Yargıtay Hukuk Genel Kurulu 2013/1915 Esas 2015/1170 Karar Sayılı İlamı

Hukuk Genel Kurulu         2013/1915 E.  ,  2015/1170 K.

    "İçtihat Metni"

    MAHKEMESİ : Ankara 10. İcra Hukuk Mahkemesi
    TARİHİ : 22/04/2013
    NUMARASI : 2013/289-2013/359

    Taraflar arasındaki “icra memur işlemini şikayetten ” dolayı yapılan yargılama sonunda; Ankara 10. İcra Hukuk Mahkemesince şikayetin reddine dair verilen 21.12.2011 gün ve 2011/989 E., 2011/1081 K. sayılı kararın incelenmesi şikayetçi borçlu vekili tarafından istenilmesi üzerine, Yargıtay 12. Hukuk Dairesinin 25.06.2012 gün ve 2012/5928 E., 2012/22232 K. sayılı ilamı ile;
    (...Alacaklılar tarafından borçlu M.. H.. hakkında Ankara 16. Asliye Hukuk Mahkemesi’nin 24.03.2010 tarih ve 2009/74 E - 2010/104 K. sayılı ilamına istinaden takibe başlandığı, takibe dayanak ilamda iki adet davalı olduğu ve davalıların müteselsilen sorumlu oldukları yönünde bir açıklamaya yer verilmediği, bu durumda davalıların ilamda belirtilen vekalet ücreti ve yargılama giderinden eşit oranda sorumlu oldukları anlaşılmaktadır.
    Hukuk Genel Kurulu"nun 08.10.1997 tarih ve 1997/12-517 E. 1997/776 K. sayılı ilamında da vurgulandığı üzere; “ilamların infaz edilecek kısmı hüküm bölümüdür.” Diğer bir anlatımla hükmün içeriğinin aynen infazı zorunlu olup, sınırlı yetkili icra mahkemesince ilamın infaz edilecek kısmı yorum yoluyla belirlenemez.
    O halde; mahkemece, şikayetin kabulü gerekirken yorum yoluyla icra takibinde talep edilen yargılama gideri ve vekâlet ücretinden yalnızca M.. H..’nin sorumlu olduğu gerekçesiyle istemin reddine karar verilmesi isabetsizdir.
    Öte yandan HMK’nun 297. maddesinin (1). fıkrası gereği hükümde “Türk Milleti Adına” ibaresinin yazılması zorunlu olup, kanunun bu emredici hükmüne aykırı davranılması da doğru bulunmamıştır...)
    gerekçesiyle bozularak dosya yerine geri çevrilmekle, yeniden yapılan yargılama sonunda, mahkemece önceki kararda direnilmiştir.

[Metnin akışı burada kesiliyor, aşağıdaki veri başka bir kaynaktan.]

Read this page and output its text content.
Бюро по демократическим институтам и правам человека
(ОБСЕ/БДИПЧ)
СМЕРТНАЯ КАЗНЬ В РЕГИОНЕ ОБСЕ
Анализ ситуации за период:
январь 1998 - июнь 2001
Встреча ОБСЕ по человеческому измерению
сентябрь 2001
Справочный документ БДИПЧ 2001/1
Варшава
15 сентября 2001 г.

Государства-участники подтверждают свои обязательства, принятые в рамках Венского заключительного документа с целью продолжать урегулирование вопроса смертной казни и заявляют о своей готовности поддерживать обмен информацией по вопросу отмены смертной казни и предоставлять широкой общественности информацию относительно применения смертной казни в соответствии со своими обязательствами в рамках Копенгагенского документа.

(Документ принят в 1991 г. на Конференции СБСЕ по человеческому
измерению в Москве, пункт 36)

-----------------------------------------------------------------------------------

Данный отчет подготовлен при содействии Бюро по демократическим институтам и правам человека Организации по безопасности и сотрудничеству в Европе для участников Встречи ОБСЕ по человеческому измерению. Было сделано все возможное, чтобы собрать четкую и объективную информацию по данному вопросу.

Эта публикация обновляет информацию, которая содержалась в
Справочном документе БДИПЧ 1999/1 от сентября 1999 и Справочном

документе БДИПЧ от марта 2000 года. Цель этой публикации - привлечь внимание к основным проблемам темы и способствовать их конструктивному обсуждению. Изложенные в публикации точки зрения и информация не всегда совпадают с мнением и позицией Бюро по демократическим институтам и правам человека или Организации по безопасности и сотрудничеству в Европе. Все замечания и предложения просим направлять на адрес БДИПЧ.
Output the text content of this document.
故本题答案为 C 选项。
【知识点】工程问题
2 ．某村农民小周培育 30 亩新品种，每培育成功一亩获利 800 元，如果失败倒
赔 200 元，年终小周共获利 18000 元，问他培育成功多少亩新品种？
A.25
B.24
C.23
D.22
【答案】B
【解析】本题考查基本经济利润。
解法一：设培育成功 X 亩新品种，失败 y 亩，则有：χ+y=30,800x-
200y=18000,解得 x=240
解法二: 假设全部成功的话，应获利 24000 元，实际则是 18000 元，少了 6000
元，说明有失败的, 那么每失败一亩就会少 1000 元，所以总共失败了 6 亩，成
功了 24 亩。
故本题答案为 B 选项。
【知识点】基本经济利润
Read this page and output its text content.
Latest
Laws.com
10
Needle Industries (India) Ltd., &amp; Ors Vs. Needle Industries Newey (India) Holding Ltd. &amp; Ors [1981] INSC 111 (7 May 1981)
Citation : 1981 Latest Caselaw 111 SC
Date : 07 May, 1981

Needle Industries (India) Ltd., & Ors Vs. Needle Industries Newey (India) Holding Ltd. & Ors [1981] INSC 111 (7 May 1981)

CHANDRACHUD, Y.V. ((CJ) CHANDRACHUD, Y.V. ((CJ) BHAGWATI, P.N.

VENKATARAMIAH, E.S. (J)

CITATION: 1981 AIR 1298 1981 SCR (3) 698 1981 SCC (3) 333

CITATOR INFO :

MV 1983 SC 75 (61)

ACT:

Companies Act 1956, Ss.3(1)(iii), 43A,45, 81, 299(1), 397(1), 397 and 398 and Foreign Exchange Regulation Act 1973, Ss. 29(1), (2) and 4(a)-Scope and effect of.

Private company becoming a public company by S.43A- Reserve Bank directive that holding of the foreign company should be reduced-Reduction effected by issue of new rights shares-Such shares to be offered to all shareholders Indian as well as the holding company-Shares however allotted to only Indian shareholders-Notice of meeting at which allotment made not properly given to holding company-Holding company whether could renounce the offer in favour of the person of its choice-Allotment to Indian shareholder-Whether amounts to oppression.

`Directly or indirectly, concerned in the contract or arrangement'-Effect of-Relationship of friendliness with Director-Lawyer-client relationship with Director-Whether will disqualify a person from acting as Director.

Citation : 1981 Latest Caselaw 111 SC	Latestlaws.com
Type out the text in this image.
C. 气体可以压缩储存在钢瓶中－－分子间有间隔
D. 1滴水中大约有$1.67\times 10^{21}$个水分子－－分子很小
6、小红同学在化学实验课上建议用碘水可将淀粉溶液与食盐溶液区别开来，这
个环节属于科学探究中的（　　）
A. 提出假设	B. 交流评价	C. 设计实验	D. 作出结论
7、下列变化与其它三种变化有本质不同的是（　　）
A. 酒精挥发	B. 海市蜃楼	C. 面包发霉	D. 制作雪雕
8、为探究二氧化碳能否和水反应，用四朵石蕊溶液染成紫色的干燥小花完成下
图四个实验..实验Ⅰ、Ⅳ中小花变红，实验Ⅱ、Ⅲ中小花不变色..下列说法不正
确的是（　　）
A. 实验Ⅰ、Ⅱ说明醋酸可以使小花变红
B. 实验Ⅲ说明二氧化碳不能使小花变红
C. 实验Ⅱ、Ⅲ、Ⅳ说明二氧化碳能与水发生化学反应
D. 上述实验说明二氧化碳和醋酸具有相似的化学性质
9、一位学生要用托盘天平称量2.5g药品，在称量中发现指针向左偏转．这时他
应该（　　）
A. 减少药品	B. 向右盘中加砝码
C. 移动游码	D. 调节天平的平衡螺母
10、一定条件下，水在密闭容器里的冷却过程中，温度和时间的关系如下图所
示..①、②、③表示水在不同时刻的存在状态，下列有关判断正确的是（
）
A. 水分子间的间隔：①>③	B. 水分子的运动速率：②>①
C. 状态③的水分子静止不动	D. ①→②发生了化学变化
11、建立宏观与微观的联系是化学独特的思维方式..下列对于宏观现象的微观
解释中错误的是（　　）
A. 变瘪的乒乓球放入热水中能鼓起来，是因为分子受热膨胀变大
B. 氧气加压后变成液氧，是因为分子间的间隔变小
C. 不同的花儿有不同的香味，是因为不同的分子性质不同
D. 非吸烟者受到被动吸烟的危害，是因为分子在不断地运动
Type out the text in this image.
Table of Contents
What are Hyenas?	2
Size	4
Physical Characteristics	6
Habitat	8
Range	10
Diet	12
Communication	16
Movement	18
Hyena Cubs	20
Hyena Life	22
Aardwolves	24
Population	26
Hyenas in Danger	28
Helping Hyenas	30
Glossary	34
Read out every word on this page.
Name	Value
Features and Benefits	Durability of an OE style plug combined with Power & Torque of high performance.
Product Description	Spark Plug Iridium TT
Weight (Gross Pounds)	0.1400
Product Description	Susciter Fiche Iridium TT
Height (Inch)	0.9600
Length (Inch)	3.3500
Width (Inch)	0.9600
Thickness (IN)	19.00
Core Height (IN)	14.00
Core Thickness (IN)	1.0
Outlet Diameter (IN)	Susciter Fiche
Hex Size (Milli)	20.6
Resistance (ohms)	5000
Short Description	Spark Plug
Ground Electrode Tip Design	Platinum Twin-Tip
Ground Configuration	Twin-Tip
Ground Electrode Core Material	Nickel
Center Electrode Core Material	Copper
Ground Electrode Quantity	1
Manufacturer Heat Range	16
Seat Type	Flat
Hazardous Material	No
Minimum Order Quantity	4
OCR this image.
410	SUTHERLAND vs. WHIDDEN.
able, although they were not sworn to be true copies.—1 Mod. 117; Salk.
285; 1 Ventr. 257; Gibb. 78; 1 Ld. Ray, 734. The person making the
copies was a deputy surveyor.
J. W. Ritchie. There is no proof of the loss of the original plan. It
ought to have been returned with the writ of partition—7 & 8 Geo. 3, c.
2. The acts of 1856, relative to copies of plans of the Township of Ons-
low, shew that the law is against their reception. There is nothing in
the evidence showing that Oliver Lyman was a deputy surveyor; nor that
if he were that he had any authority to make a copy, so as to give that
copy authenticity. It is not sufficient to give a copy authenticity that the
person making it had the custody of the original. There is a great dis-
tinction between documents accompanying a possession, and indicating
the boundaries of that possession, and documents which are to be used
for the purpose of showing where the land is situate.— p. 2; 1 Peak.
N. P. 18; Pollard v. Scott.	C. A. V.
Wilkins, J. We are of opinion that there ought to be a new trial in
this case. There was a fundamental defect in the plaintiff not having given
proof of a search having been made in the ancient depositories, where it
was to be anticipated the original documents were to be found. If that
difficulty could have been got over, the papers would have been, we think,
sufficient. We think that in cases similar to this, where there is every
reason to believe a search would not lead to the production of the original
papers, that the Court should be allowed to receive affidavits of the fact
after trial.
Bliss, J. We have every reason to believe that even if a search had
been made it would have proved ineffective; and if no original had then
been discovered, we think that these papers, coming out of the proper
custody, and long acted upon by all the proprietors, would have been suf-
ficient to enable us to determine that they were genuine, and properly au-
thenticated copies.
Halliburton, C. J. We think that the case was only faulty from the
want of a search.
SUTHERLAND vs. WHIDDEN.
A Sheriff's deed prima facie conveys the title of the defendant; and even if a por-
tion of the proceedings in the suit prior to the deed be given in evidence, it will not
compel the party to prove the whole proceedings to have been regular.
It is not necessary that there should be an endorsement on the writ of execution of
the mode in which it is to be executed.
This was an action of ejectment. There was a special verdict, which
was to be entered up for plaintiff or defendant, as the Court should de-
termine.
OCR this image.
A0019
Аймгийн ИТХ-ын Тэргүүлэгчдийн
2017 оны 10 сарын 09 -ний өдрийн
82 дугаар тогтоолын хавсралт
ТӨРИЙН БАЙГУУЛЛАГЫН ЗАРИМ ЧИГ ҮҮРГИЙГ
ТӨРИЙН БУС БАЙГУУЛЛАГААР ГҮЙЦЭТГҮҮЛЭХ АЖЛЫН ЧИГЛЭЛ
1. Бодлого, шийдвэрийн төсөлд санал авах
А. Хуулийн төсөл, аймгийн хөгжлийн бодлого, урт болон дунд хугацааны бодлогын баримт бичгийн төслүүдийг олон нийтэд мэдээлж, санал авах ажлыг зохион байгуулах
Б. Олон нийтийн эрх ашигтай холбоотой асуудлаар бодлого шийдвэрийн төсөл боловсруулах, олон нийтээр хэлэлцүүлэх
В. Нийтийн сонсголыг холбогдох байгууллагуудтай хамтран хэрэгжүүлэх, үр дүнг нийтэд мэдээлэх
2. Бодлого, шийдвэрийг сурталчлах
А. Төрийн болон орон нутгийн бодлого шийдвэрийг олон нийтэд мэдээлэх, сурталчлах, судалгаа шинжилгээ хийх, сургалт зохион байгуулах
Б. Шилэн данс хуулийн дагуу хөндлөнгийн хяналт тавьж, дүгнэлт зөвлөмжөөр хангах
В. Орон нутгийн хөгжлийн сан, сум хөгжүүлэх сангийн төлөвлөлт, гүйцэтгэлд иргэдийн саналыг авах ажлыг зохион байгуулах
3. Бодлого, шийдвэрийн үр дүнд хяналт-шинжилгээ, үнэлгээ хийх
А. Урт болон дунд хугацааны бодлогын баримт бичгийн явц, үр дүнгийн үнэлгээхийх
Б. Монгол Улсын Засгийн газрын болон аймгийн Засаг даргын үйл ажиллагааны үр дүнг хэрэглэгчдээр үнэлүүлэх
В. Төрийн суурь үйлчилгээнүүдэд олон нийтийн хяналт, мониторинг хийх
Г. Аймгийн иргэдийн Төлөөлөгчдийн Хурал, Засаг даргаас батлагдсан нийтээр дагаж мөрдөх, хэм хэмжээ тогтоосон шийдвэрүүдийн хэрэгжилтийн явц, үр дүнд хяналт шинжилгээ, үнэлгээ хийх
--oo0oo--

    TEMYİZ EDEN : Şikayetçi borçlu vekili

    HUKUK GENEL KURULU KARARI

    Hukuk Genel Kurulunca incelenerek direnme kararının süresinde temyiz edildiği anlaşıldıktan ve dosyadaki kağıtlar okunduktan sonra gereği görüşüldü:
    İstek, icra memuru işleminin şikayet yolu ile iptali istemine ilişkindir.
    Şikayetçi borçlu vekili, davalı alacaklılar tarafından müvekkili M.. H.. hakkında Ankara 16. Asliye Hukuk Mahkemesinin 24.03.2010 tarih ve 2009/74 E., 2010/104 K. sayılı ilamına istinaden ilamlı icra takibine başlandığını, takibe dayanak ilamda iki adet davalı olduğunu, bu nedenle davalı Hazinenin hükmedilen yargılama gideri ve vekalet ücretinin yarısından sorumlu olmasına karşın, tamamının müvekkilinden talep edildiğini belirterek, icra emrindeki fazla talebin iptaline karar verilmesini istemiştir.
    Yerel Mahkemece, takibe konu ilamda Hazine adına olan tapunun kısmen iptali ile davalılar adına tesciline karar verildiği, söz konusu ilamda davalıların muhatabının davacı Hazine olduğu, mahkemece Hazinenin harçtan muaf olduğunun belirtildiği, ayrıca hükmün fer’ilerinin de davacı Hazine hedef gösterilerek kurulduğu, bu itibarla mahkemenin hükümde kastettiğinin şikayetçi borçlu Hazine olduğu, gayrimenkulün Ballıkuyumcu Köyü’nde olduğunun anlaşıldığı, tapudaki iptal ve tescilin Hazine ile davacılar arasında söz konusu olduğu, icra mahkemelerinin ilamları yorumlayamasalar da hükümden bu durumun açıkça anlaşıldığı belirtilerek, davalıların hükme uygun takipte bulundukları gerekçesiyle şikayetin reddine karar verilmiştir. Hüküm şikayetçi borçlu Hazine vekilince temyizi üzerine; Özel Dairece, yukarıda yazılı gerekçeyle bozulmuş, yerel mahkemece, önceki gerekçe tekrarlanarak direnme kararı verilmiştir.
    Direnme kararını şikayetçi borçlu Hazine vekili temyiz etmektedir.
    Hukuk Genel Kurulu önüne gelen uyuşmazlık, takip dayanağı ilama göre davalı Hazinenin hükmedilen yargılama gideri ve vekalet ücretinin tamamından mı yoksa ilamda davalı gösterilen köy tüzel kişiliği ile birlikte mi sorumlu oldukları, varılacak sonuca göre ilamın infazının usulüne uygun talep edilip edilmediği noktasında toplanmaktadır.
    Hemen belirtilmelidir ki, ilamların infazı sırasında icra müdürlüklerince ilamın hüküm kısmı dikkate alınarak kararların infazının yapılması gereklidir. İcra dairesi, ilamların hüküm bölümünü aynen infazla görevlidir. Sınırlı yetkili icra mahkemesinin hükümde yer almayan bir hususu yorum yoluyla ilama eklemesi ya da var olan bir hususu çıkarması olanağı yoktur. Bu bakımdan takibe konu ilamın hüküm kısmı ilamlı icranın şeklini de belirler (Yargıtay Hukuk Genel Kurulunun 28.12.2005 gün ve E:2005/12-730, K:769; 25.06.2008 gün ve E:2008/12-451, K:453; 17.06.2009 gün ve E:2009/12-239, K:2009/268 sayılı ilamları).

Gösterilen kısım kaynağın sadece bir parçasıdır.